Tahun politik 2014 dijejali dengan hiruk pikuk masalah korupsi dan bencana, namun satu hal yang seakan lepas dari sorotan, separatisme Papua terus berkembang. Vanuatu, negara di pasifik selatan ternyata diam-diam mendukung gerakan memisahkan diri Papua dari Indonesia.
Kita semua tentu suatu saat nanti akan ada calon presiden dari tanah Papua, namun bila masalah separatisme di Papua tak juga usai tentu itu harapan itu masih jauh.
Berbagai upaya kelompok atau golongan masyarakat dalam bentuk gerakan separatisme dengan tujuan untuk memisahkan diri dari republik ini merupakan masalah bersama yang harus dirampungkan. Penyelesaian kasus separatisme di Papua (Papua dan Papua Barat) secara simultan dan intensif harus terus dilakukan.
Sepanjang tahun 2013, menurut data Indonesia Police Watch (IPW penembakan oleh kelompok sipil bersenjata di Papua meningkat hingga menewaskan 19 orang. Kelompok bersenjata ini menyerang pos polisi di Kulirik, Puncak Jaya, Papua. Dua Brimob yang bertugas di pos melarikan diri saat diserang.
IPW juga mencatat sejak 2009 hingga awal 2014 terjadi aksi kekerasan bersenjata di Papua, yang menewaskan 41 orang, baik sipil maupun aparat keamanan. Sedangkan pada 2011 hingga 2012, sebanyak 26 sipil dan 14 aparat tewas.
Hal ini tentu mengganggu kemanan dan ketertiban serta proses pembangunan di Papua, Polri dibantu TNI giat melaksanakan patroli dan pengamanan di daerah-daerah di mana OPM beraksi. Semakin terdesak, kelompok separatis ini memindahkan basis ke hutan dan gunung, terutama di daerah Puncak Jaya.
Tak cukup dengan perjuangan fisik, bentuk manuver perjuangan dengan mendukung asing asing agar Papua lepas dari Indonesia dilakukan di kota-kota besar. Sebuah LSM di Jakarta baru-baru ini menggelar jumpa pers yang dihadiri Wenas Kobagau, Samuel Nawipa, Oktavianus Pogau, Sonny Wanimbo, Yulan Karima dan Marthen Goo, mereka adalah tokoh-tokoh yang ingin memisahkan Papua dari Indonesia.
Mereka mendukung sikap delegasi Vanuatu yang tidak ikut dalam rombongan Menteri Luar Negeri Melanesian Spearhead Group (MSG) ke Jakarta dan Papua beberapa waktu lalu.
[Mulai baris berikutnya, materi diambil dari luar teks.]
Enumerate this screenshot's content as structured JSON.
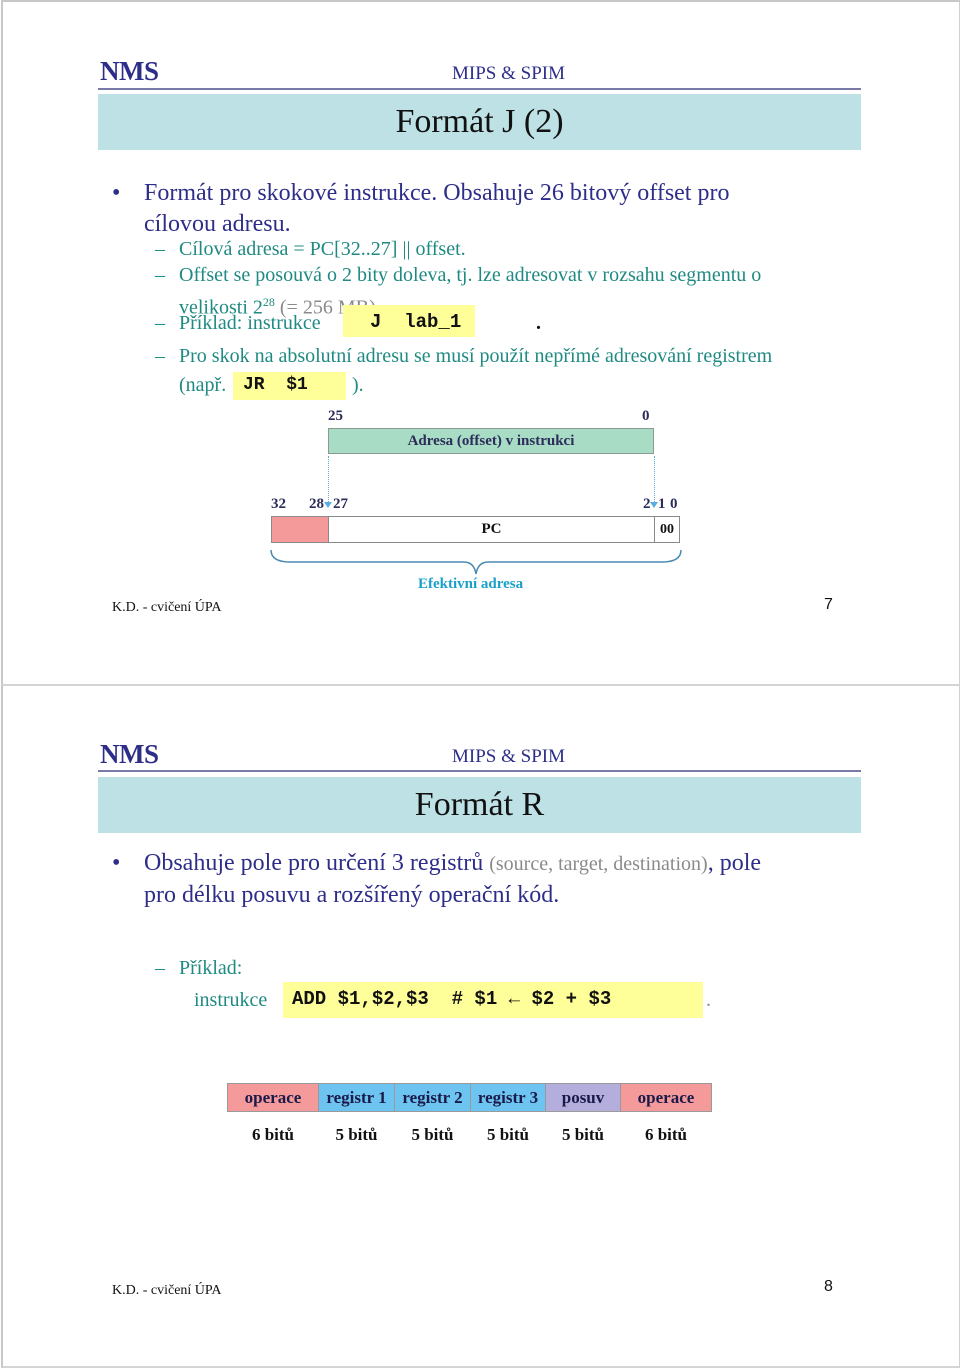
{
  "slides": [
    {
      "header": {
        "logo": "NMS",
        "course": "MIPS & SPIM"
      },
      "title": "Formát J (2)",
      "bullet": {
        "line1": "Formát pro skokové instrukce. Obsahuje 26 bitový offset pro",
        "line2": "cílovou adresu."
      },
      "sub_items": {
        "target": "Cílová adresa = PC[32..27] || offset.",
        "shift_line1": "Offset se posouvá o 2 bity doleva, tj. lze adresovat v rozsahu segmentu o",
        "shift_line2_prefix": "velikosti 2",
        "shift_sup": "28",
        "shift_line2_suffix": " (= 256 MB).",
        "example_prefix": "Příklad:  instrukce",
        "example_code": "J  lab_1",
        "example_suffix": ".",
        "abs_line1": "Pro skok na absolutní adresu se musí použít nepřímé adresování registrem",
        "abs_prefix": "(např.",
        "abs_code": "JR  $1",
        "abs_suffix": ")."
      },
      "diagram": {
        "offset_high": "25",
        "offset_low": "0",
        "offset_label": "Adresa (offset) v instrukci",
        "bit_32": "32",
        "bit_28": "28",
        "bit_27": "27",
        "bit_2": "2",
        "bit_1": "1",
        "bit_0": "0",
        "pc_label": "PC",
        "low_bits": "00",
        "effective_label": "Efektivní adresa",
        "colors": {
          "offset": "#a8dcc4",
          "pc_high": "#f59a9a",
          "effective": "#1aa0c8",
          "arrow": "#5aaede"
        }
      },
      "footer": "K.D. - cvičení ÚPA",
      "page_number": "7"
    },
    {
      "header": {
        "logo": "NMS",
        "course": "MIPS & SPIM"
      },
      "title": "Formát R",
      "bullet": {
        "part1": "Obsahuje pole pro určení 3 registrů ",
        "part_gray": "(source, target, destination)",
        "part2": ", pole",
        "line2": "pro délku posuvu a rozšířený operační kód."
      },
      "example": {
        "label": "Příklad:",
        "prefix": "instrukce",
        "code": "ADD $1,$2,$3  # $1 ← $2 + $3 ",
        "suffix": "."
      },
      "fields": [
        {
          "label": "operace",
          "bits": "6 bitů",
          "color": "#f59a9a"
        },
        {
          "label": "registr 1",
          "bits": "5 bitů",
          "color": "#6ec4f0"
        },
        {
          "label": "registr 2",
          "bits": "5 bitů",
          "color": "#6ec4f0"
        },
        {
          "label": "registr 3",
          "bits": "5 bitů",
          "color": "#6ec4f0"
        },
        {
          "label": "posuv",
          "bits": "5 bitů",
          "color": "#b4aedc"
        },
        {
          "label": "operace",
          "bits": "6 bitů",
          "color": "#f59a9a"
        }
      ],
      "footer": "K.D. - cvičení ÚPA",
      "page_number": "8"
    }
  ]
}
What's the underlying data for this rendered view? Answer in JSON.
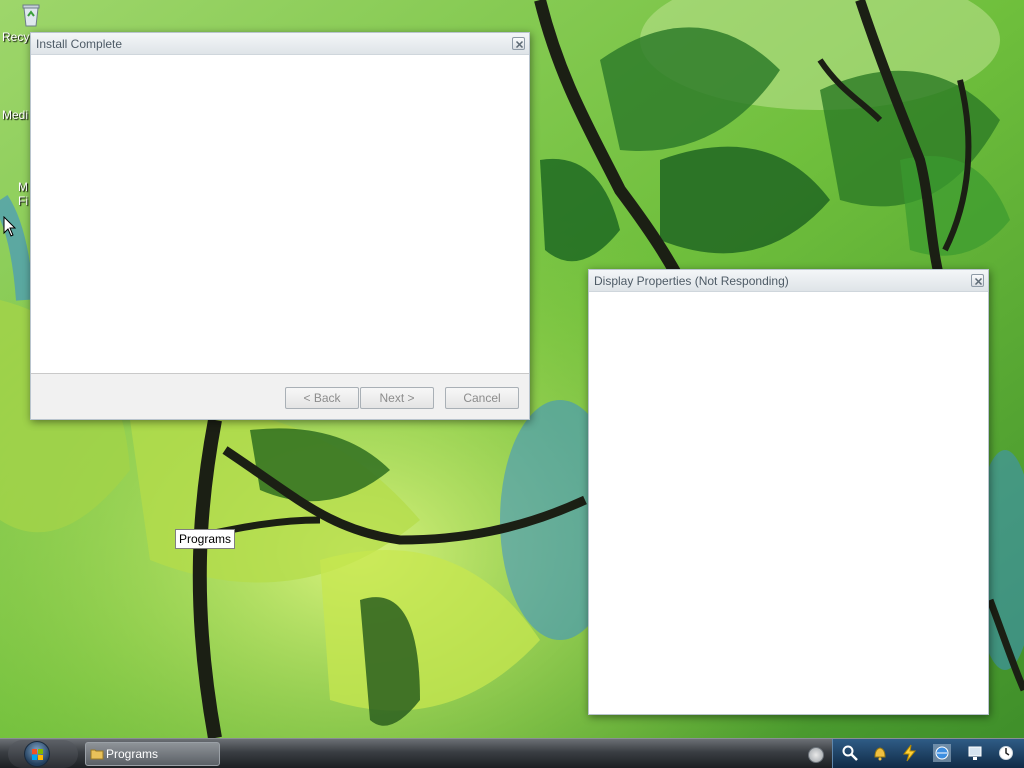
{
  "desktop": {
    "icons": [
      {
        "label": "Recy",
        "icon": "recycle-bin-icon"
      },
      {
        "label": "Medi",
        "icon": "media-player-icon"
      },
      {
        "label": "M",
        "label2": "Fi",
        "icon": "media-file-icon"
      }
    ]
  },
  "install_window": {
    "title": "Install Complete",
    "buttons": {
      "back": "< Back",
      "next": "Next >",
      "cancel": "Cancel"
    }
  },
  "display_window": {
    "title": "Display Properties (Not Responding)"
  },
  "tooltip": {
    "text": "Programs"
  },
  "taskbar": {
    "tasks": [
      {
        "label": "Programs",
        "icon": "folder-icon"
      }
    ],
    "tray_icons": [
      "search-icon",
      "bell-icon",
      "lightning-icon",
      "browser-icon",
      "network-icon",
      "clock-icon"
    ]
  },
  "colors": {
    "tray_background": "#0f2944",
    "window_title_text": "#4e5b66"
  }
}
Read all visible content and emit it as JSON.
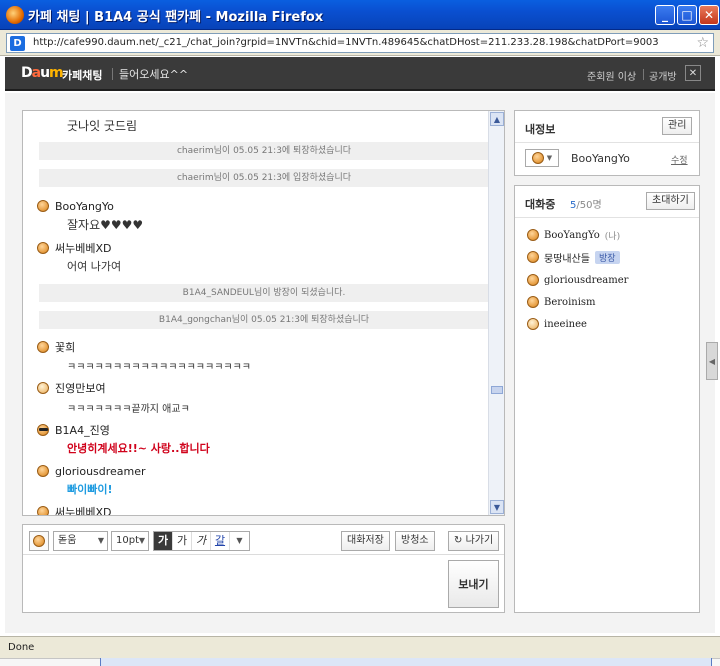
{
  "window": {
    "title": "카페 채팅 | B1A4 공식 팬카페 - Mozilla Firefox",
    "minimize_glyph": "_",
    "maximize_glyph": "□",
    "close_glyph": "✕"
  },
  "address": {
    "favicon_glyph": "D",
    "url": "http://cafe990.daum.net/_c21_/chat_join?grpid=1NVTn&chid=1NVTn.489645&chatDHost=211.233.28.198&chatDPort=9003"
  },
  "header": {
    "logo_parts": [
      "D",
      "a",
      "u",
      "m"
    ],
    "cafe_label": "카페채팅",
    "greeting": "들어오세요^^",
    "right_link1": "준회원 이상",
    "right_link2": "공개방"
  },
  "chat": {
    "first_line": "굿나잇 굿드림",
    "system_messages": [
      "chaerim님이 05.05 21:3에 퇴장하셨습니다",
      "chaerim님이 05.05 21:3에 입장하셨습니다",
      "B1A4_SANDEUL님이 방장이 되셨습니다.",
      "B1A4_gongchan님이 05.05 21:3에 퇴장하셨습니다"
    ],
    "messages": [
      {
        "nick": "BooYangYo",
        "text": "잘자요♥♥♥♥"
      },
      {
        "nick": "써누베베XD",
        "text": "어여 나가여"
      },
      {
        "nick": "꽃희",
        "text": "ㅋㅋㅋㅋㅋㅋㅋㅋㅋㅋㅋㅋㅋㅋㅋㅋㅋㅋㅋㅋ"
      },
      {
        "nick": "진영만보여",
        "text": "ㅋㅋㅋㅋㅋㅋㅋ끝까지 애교ㅋ"
      },
      {
        "nick": "B1A4_진영",
        "text": "안녕히계세요!!~ 사랑..합니다"
      },
      {
        "nick": "gloriousdreamer",
        "text": "빠이빠이!"
      },
      {
        "nick": "써누베베XD",
        "text": ""
      }
    ],
    "accent_red": "#d0021b",
    "accent_blue": "#1e9be0"
  },
  "toolbar": {
    "font": "돋움",
    "size": "10pt",
    "fmt_bold": "가",
    "fmt_normal": "가",
    "fmt_italic": "가",
    "fmt_underline": "갈",
    "save_chat": "대화저장",
    "clean_room": "방청소",
    "leave": "나가기",
    "leave_icon": "↻"
  },
  "send": {
    "label": "보내기"
  },
  "myinfo": {
    "title": "내정보",
    "manage": "관리",
    "name": "BooYangYo",
    "edit": "수정",
    "dropdown_glyph": "▼"
  },
  "members": {
    "title": "대화중",
    "count": "5",
    "total": "/50명",
    "invite": "초대하기",
    "list": [
      {
        "nick": "BooYangYo",
        "tag": "(나)"
      },
      {
        "nick": "뭉땅내산들",
        "tag": "방장"
      },
      {
        "nick": "gloriousdreamer",
        "tag": ""
      },
      {
        "nick": "Beroinism",
        "tag": ""
      },
      {
        "nick": "ineeinee",
        "tag": ""
      }
    ]
  },
  "status": {
    "text": "Done"
  }
}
Meraka juga memberikan apresiasi atas komitmen Vanuatu yang terus mendukung hak penentuan nasib sendiri bagi rakpat Papua Barat, sesama rumpun Melanesia.
Aspirasi mereka kepada para Menlu MSG adalah agar menolak dengan tegas joint statement yang ditawarkan pemerintah Indonesia, sebab dalam joint statement terkesan membatasi hak rakyat Papua Barat menjadi anggota MSG.
Vanuatu adalah sebuah negara kecil di Pasifik selatan, yang pernah disokong Indonesia ketika mengalami kekurangan pangan, serta mendidik petani Vanuatu sekaligus hibah bantuan sarana dan prasarana pertanian.
Namun sekarang Vanuatu berbeda sikap dengan Indonesia dalam masalah Papua, bahkan cenderung mendiskreditkan bangsa Indonesia. Bangsa Indonesia perlu mencatat bahwa “Vanuatu bukan tetangga yang baik, bagaikan air susu dibalas dengan air tuba”.
Rakyat Papua juga perlu bertanya, apakah Vanuatu dapat dipercaya ? Lalu bagaimana makna strategis kasus Papua dan apa keuntungannya bagi negara-negara lain seperti Commenwealth, Australia, USA dan Perancis termasuk Vanuatu jika Papua “lepas” dari Indonesia?
Sesungguhnya kita semua tidak ingin melihat saudara kita di Papua menderita, namun kita lebih tidak ingin berpisah dari saudara kita…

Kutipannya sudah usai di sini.